1. HABERLER

  2. ÇEVİRİ

  3. Hava saldırısında öldürülmek, çocuklarımızın açlıktan ölmesini izlemekten daha iyi
Hava saldırısında öldürülmek, çocuklarımızın açlıktan ölmesini izlemekten daha iyi

Hava saldırısında öldürülmek, çocuklarımızın açlıktan ölmesini izlemekten daha iyi

​​​​​​​İnsan eliyle oluşturulan bir kıtlık ortamında, açlık çeken Filistinli aileler düşünülemez bir durumla karşı karşıya: çocuklar ve yaşlılar ekmek için dileniyor, ebeveynler ölüm için dua ediyor ve dünya sessizce izliyor.

05 Ağustos 2025 Salı 22:45A+A-

Ahmed Aziz’in Middle East Eye’da yayınlanan yazısı, Haksöz Haber için tercüme edilmiştir.


Gazze Şeridi üzerinde doğan her sabah, daha fazla açlık, daha fazla çöküş ve derinleşen bir umutsuzluk duygusu getiriyor.

Üç aydan fazla bir süredir, iki milyondan fazla insan, acımasız bir savaş, amansız bir kuşatma ve affedilemez bir uluslararası sessizlik ortamında, her anlamıyla gerçek bir kıtlık olan eşi görülmemiş bir felakete katlanıyor.

Gazze'de kıtlık günlük bir gerçeklik haline geldi.

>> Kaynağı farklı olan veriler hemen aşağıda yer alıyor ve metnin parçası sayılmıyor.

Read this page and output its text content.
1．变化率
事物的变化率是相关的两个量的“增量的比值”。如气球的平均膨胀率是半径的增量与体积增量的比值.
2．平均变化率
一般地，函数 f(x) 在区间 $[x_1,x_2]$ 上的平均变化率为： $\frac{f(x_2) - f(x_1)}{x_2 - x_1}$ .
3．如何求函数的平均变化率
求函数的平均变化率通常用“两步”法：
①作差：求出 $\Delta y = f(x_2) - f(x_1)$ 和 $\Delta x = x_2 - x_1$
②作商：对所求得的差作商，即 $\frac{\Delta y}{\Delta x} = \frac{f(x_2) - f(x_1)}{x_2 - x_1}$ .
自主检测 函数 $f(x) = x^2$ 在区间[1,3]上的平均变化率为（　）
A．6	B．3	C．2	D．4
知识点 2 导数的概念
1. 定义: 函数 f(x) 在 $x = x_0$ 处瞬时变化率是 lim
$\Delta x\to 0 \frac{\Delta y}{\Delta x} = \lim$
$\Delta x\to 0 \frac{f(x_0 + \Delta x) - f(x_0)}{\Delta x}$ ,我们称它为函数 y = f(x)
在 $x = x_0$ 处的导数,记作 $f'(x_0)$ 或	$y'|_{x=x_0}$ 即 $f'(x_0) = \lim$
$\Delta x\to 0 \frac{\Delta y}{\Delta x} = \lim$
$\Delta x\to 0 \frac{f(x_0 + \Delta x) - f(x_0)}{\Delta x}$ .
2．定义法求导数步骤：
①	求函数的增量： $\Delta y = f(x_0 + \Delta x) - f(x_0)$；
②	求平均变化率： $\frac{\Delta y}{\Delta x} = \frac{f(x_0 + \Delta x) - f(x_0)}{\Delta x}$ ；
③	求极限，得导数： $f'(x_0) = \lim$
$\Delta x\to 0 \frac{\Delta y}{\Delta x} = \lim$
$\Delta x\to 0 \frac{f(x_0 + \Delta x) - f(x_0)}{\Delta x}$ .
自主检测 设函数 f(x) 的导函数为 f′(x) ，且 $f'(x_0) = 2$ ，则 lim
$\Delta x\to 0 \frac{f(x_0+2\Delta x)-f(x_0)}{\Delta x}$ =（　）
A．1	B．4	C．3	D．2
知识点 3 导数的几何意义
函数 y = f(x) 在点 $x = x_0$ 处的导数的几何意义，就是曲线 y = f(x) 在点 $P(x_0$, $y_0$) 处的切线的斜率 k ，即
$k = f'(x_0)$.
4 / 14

Artık sadece yoksunluk hissi değil, sokaklarda yorgunluktan bayılan insanların görüntüsüyle kendini gösteriyor.

Çocuklar, kadınlar, yaşlılar - kimse kurtulamıyor. Kendi gözlerimizle, kaldırımlara yığılan bedenleri, fırınların yıkıntıları dışında veya hiçbir zaman yardım ulaşmayan yardım dağıtım noktalarında kaybedilen hayatları gördük.

Bir kilogram unun fiyatı 30 doları aştı, bir kilogram şeker ise 130 dolardan fazla. Çoğu gıda ya hiç bulunmuyor ya da o kadar az ki hayal gibi görünüyor.

Trajedi fiyatlardan değil, temel ihtiyaç maddelerinin yokluğundan kaynaklanıyor. İnsanlar satın almak istiyor ama satın alacak hiçbir şey kalmadı.

Yağ yok, pirinç yok, ekmek yok - bir kutu ton balığı yok. Ara sıra ortaya çıkan tek şey bir avuç kırmızı biber ya da bir şişe bulaşık deterjanı olabilir - açlığın karşısında acı bir ironi.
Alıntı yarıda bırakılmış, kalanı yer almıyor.